Korver has hit the second-most three-pointers in the NBA since the 2009-2010 season, behind just MVP candidate Stephen Curry, and has the best three-point percentage of any player in that time. Hollins, however, would only go so far in his praise of the shooter.

“How many shots did (Korver) take (Sunday) and how many did he miss?” Hollins asked rhetorically. “See, if he’s that good, he’d make all of them! Everybody misses, man. He’s a good shooter, I acknowledge that, we acknowledge that as a team, we game plan for him because he is a great shooter. But until he starts shooting 100 percent, we’ve got to play and be in position to help, and then recover, and close out, we just have to do a better job of not letting him go backdoor, getting layups, we’ve got to do a better job of closing back out to him right into his numbers versus short and letting him shoot in the face.”
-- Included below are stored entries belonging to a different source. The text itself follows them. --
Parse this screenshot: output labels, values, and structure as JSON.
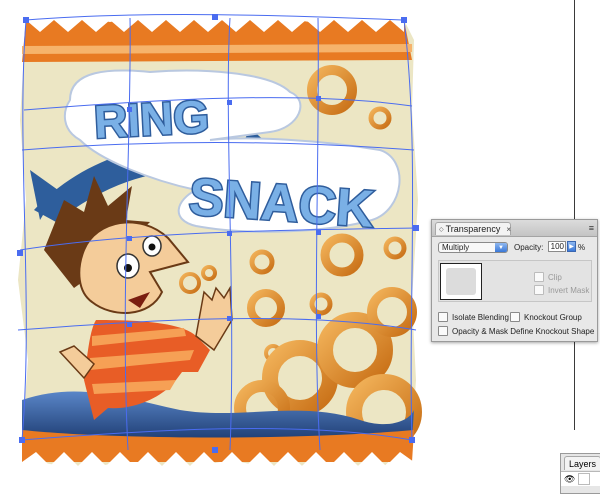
{
  "artwork": {
    "title_line1": "RING",
    "title_line2": "SNACK",
    "colors": {
      "background": "#ece6c4",
      "orange": "#e87a22",
      "blue": "#3b6fb0",
      "navy": "#23457a",
      "selection": "#4a6cf0",
      "skin": "#f4cc9a",
      "hair": "#6a3a16",
      "shirt": "#e85d26"
    }
  },
  "transparency_panel": {
    "tab_label": "Transparency",
    "tab_arrows_icon": "◇",
    "tab_close_icon": "×",
    "menu_icon": "≡",
    "blend_mode": "Multiply",
    "opacity_label": "Opacity:",
    "opacity_value": "100",
    "opacity_unit": "%",
    "clip_label": "Clip",
    "invert_mask_label": "Invert Mask",
    "isolate_blending_label": "Isolate Blending",
    "knockout_group_label": "Knockout Group",
    "opacity_mask_label": "Opacity & Mask Define Knockout Shape"
  },
  "layers_panel": {
    "tab_label": "Layers",
    "eye_icon": "👁"
  }
}
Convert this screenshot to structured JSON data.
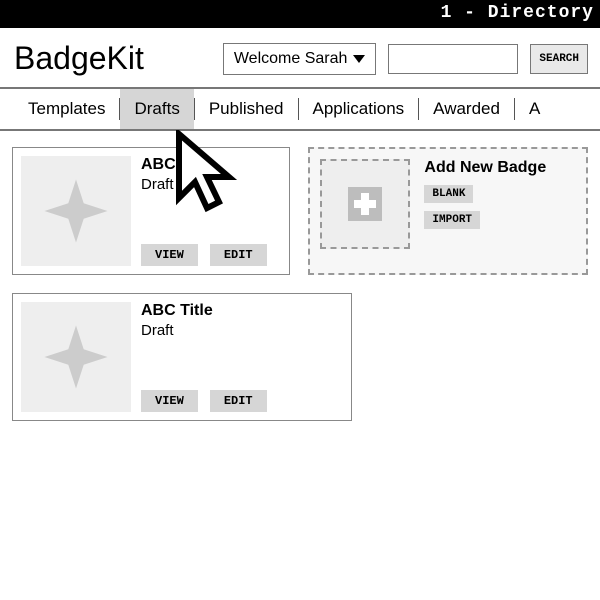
{
  "topbar": {
    "title": "1 - Directory"
  },
  "header": {
    "brand": "BadgeKit",
    "user_dropdown": "Welcome Sarah",
    "search_button": "SEARCH"
  },
  "tabs": {
    "items": [
      {
        "label": "Templates"
      },
      {
        "label": "Drafts"
      },
      {
        "label": "Published"
      },
      {
        "label": "Applications"
      },
      {
        "label": "Awarded"
      },
      {
        "label": "A"
      }
    ],
    "active_index": 1
  },
  "cards": [
    {
      "title": "ABC Title",
      "status": "Draft",
      "view": "VIEW",
      "edit": "EDIT"
    },
    {
      "title": "ABC Title",
      "status": "Draft",
      "view": "VIEW",
      "edit": "EDIT"
    }
  ],
  "add_card": {
    "title": "Add New Badge",
    "blank": "BLANK",
    "import": "IMPORT"
  }
}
“It wasn’t like … we’re talking (Stephen) Curry, Korver in terms of what they do,” Hollins continued. “He’s a great come-off-the-screen guy, he’s great with moving without the ball, but he rarely puts the ball on the floor like Curry and shakes you up. Now, you start talking about Curry, and trying to gameplan for him, it’s a lot different than gameplanning for Korver. I said it last time, we have to gameplan for their whole team. They have a really good team. They won 60-plus games. If we start just gameplanning strictly for Korver, all those other guys are going to wreck us, too. We’ve got to gameplan for their team and do a better job on each individual. Whether it be Horford, whether it be Teague, whoever it is, we have to do a better job. Korver’s certainly one of those guys.”